Facilities to merge

Maniototo Health Services Ltd manager Geoff Foster in front of the hospital he manages which will...
Maniototo Health Services Ltd manager Geoff Foster in front of the hospital he manages which will soon officially be merged with the neighbouring aged-care facility. Photo by Sarah Marquet.
A Maniototo health service integration, which is expected to bring a "sigh of relief", will go ahead next month.

Maniototo Health Services Ltd, which runs the area's 15-bed hospital, and the Chalet Community Trust, which runs the neighbouring 16-bed home for the aged, have joined forces in the hope it will provide efficiencies and help save money.

Integration project manager and Maniototo Health Services trust chairman Errol Millar said the hospital, built in 1929, was "proving to be an expensive wee beast to maintain and heat.
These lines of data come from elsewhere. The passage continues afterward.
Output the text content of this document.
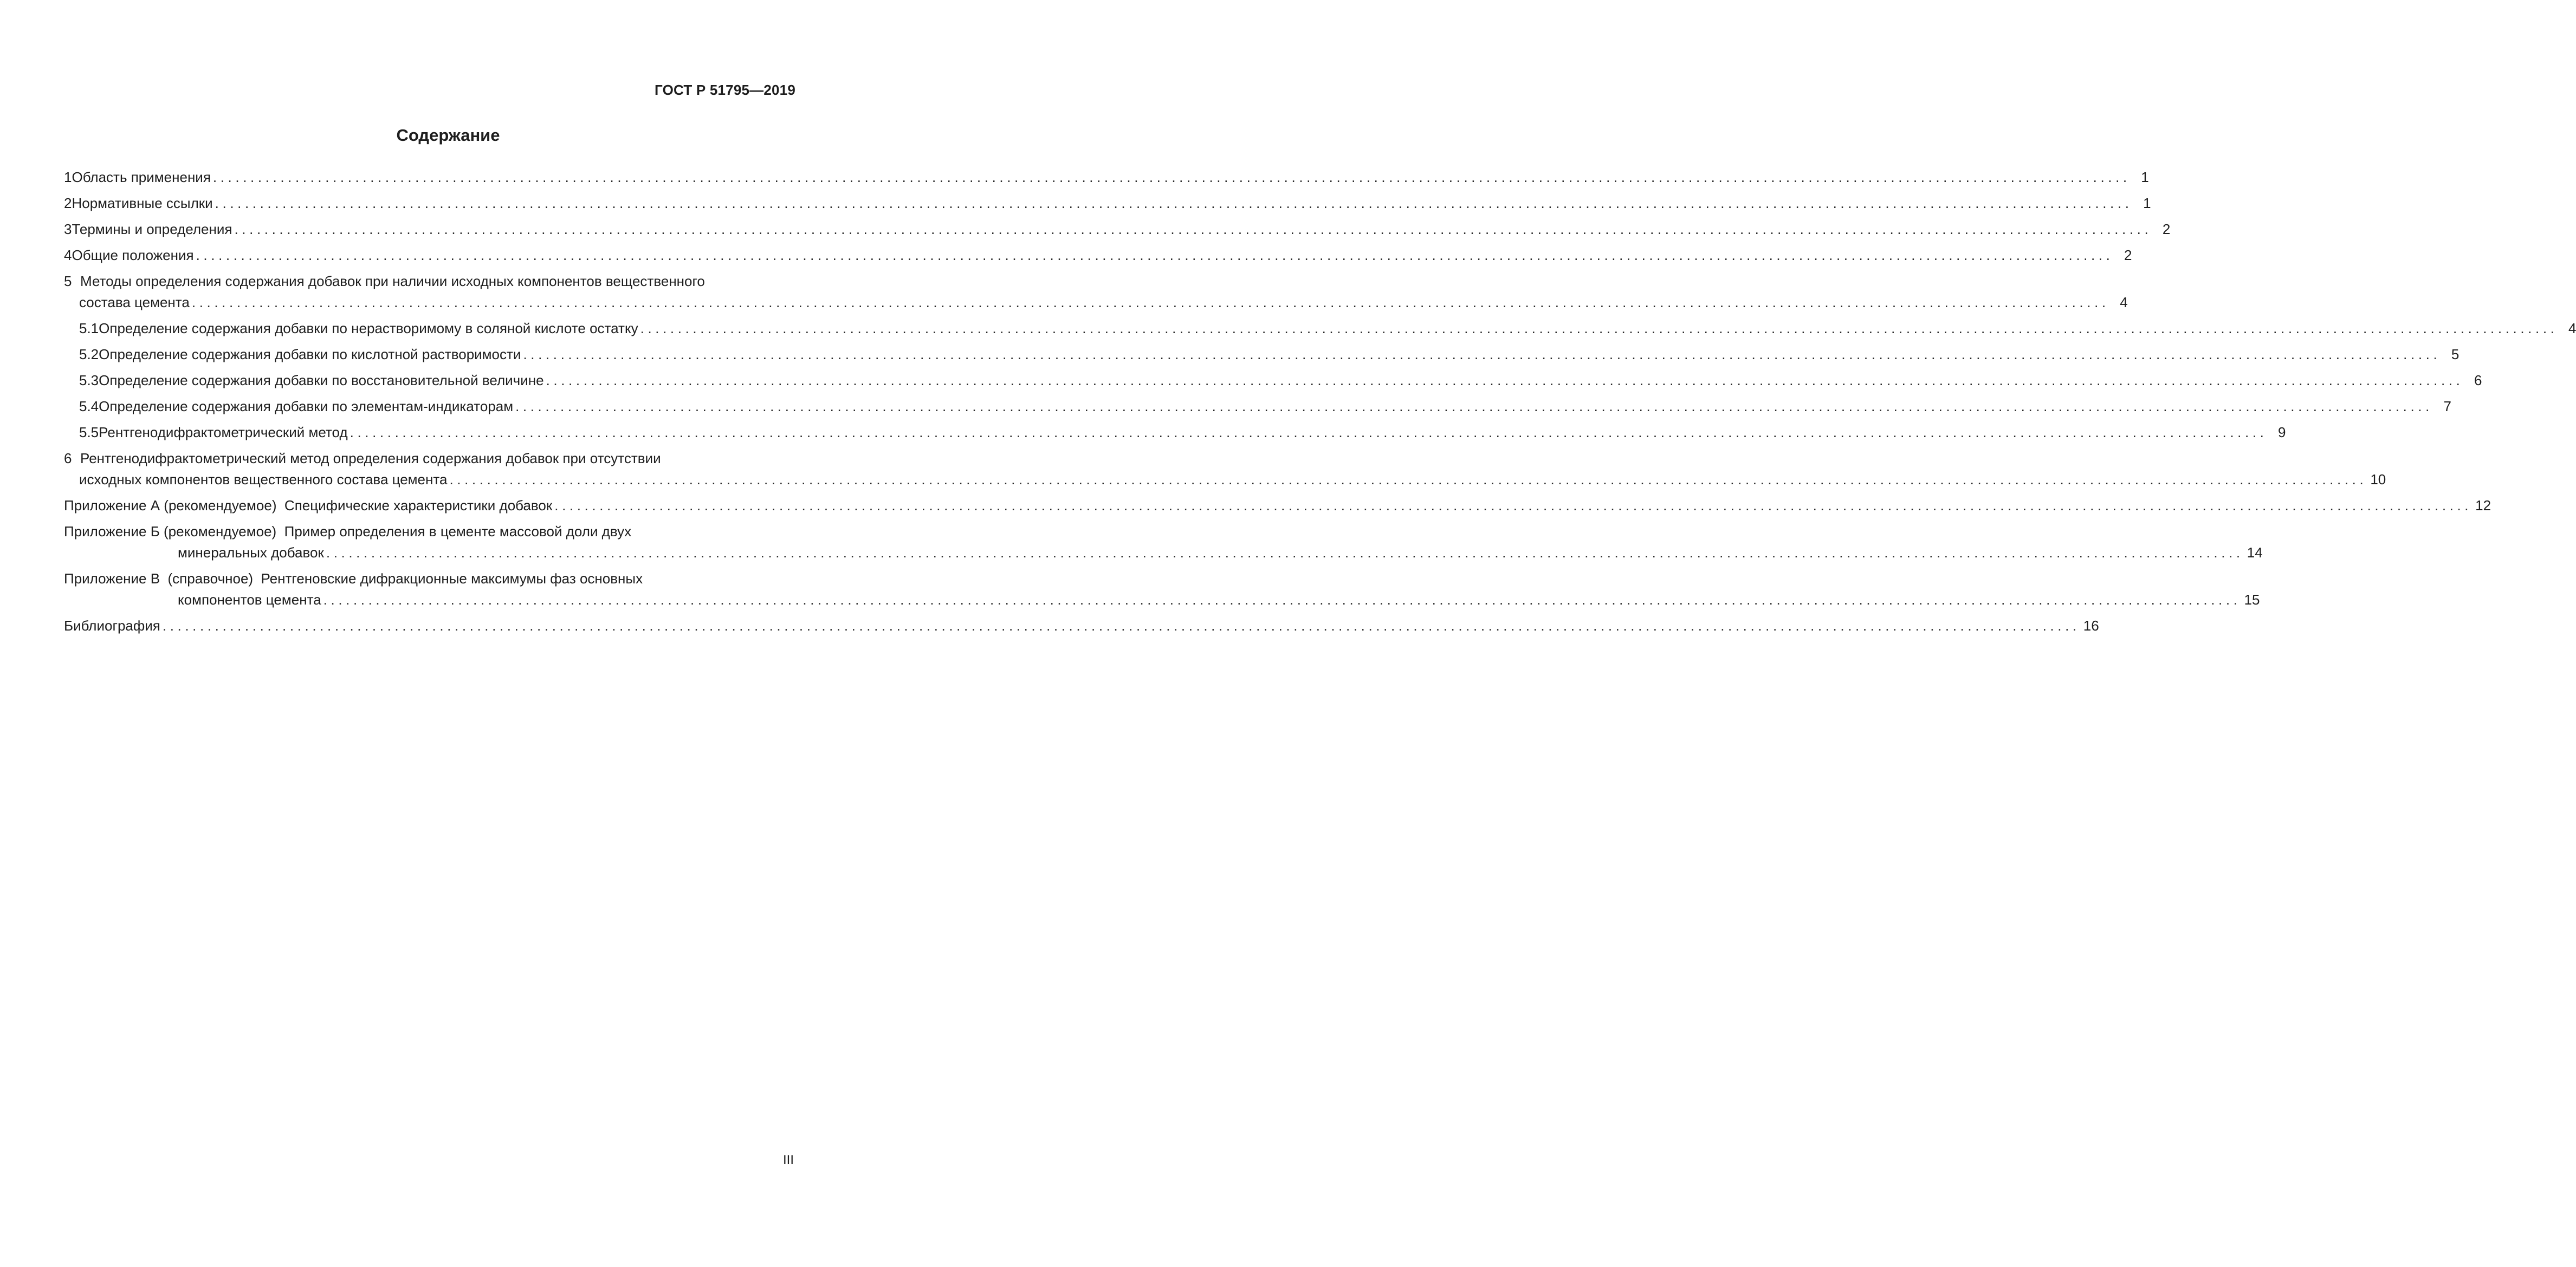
ГОСТ Р 51795—2019
Содержание
1 Область применения ................................................................................................................................................................................................................................................................ 1
2 Нормативные ссылки ................................................................................................................................................................................................................................................................ 1
3 Термины и определения ................................................................................................................................................................................................................................................................ 2
4 Общие положения ................................................................................................................................................................................................................................................................ 2
5 Методы определения содержания добавок при наличии исходных компонентов вещественного
состава цемента ................................................................................................................................................................................................................................................................ 4
5.1 Определение содержания добавки по нерастворимому в соляной кислоте остатку ................................................................................................................................................................................................................................................................ 4
5.2 Определение содержания добавки по кислотной растворимости ................................................................................................................................................................................................................................................................ 5
5.3 Определение содержания добавки по восстановительной величине ................................................................................................................................................................................................................................................................ 6
5.4 Определение содержания добавки по элементам-индикаторам ................................................................................................................................................................................................................................................................ 7
5.5 Рентгенодифрактометрический метод ................................................................................................................................................................................................................................................................ 9
6 Рентгенодифрактометрический метод определения содержания добавок при отсутствии
исходных компонентов вещественного состава цемента ................................................................................................................................................................................................................................................................ 10
Приложение А (рекомендуемое)  Специфические характеристики добавок ................................................................................................................................................................................................................................................................ 12
Приложение Б (рекомендуемое)  Пример определения в цементе массовой доли двух
минеральных добавок ................................................................................................................................................................................................................................................................ 14
Приложение В  (справочное)  Рентгеновские дифракционные максимумы фаз основных
компонентов цемента ................................................................................................................................................................................................................................................................ 15
Библиография ................................................................................................................................................................................................................................................................ 16
III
"This will probably bring a sigh of relief to everybody".

The trusts of the two services reached a formal agreement about 18 months ago and since then have been sharing the likes of administration work, though that will become official on October 1.

"This is an integration, not a takeover . . . it is administrative convenience," Mr Millar told a recent Maniototo Community Board meeting.

Though it is a merger, it will be known as Maniototo Health Services Ltd instead of by a new name which was also a cost-saving exercise.

He said the chalet's rest-home licence was transferred to the new entity and the about 60, mostly part-time, staff would be "re-offered" their jobs on the same terms and including all outstanding sick leave and holiday hours.

The only jobs that would change, and then only slightly, would be of the chalet manager and registered nurse and of the hospital manager and nurse manager.

While no decision has been made about where the merged trust will go from there, options included rebuilding the entire complex or closing the hospital and building wings on to the chalet complex, which is on land owned by the health services trust.

Though the Southern District Health Board was supportive of the project, it had indicated it would not fund any rebuilding, Mr Millar said.

"There are pie-in-the-sky figures floating around . . . around $3 million.

"I predict a massive funding campaign."

That campaign could include new shares in the complex, as was done initially with the health services trust - people and organisations brought $1 shares for $10, with $9 going into trust.

With 10,000 shares, the Central Otago District Council is the largest shareholder.

The Maniototo Community Board welcomed the news last week, with chairman Barry Becker saying it had "taken a long time to get around to this and [they] probably should have done it a long time ago".

"It can only improve the service to the whole community."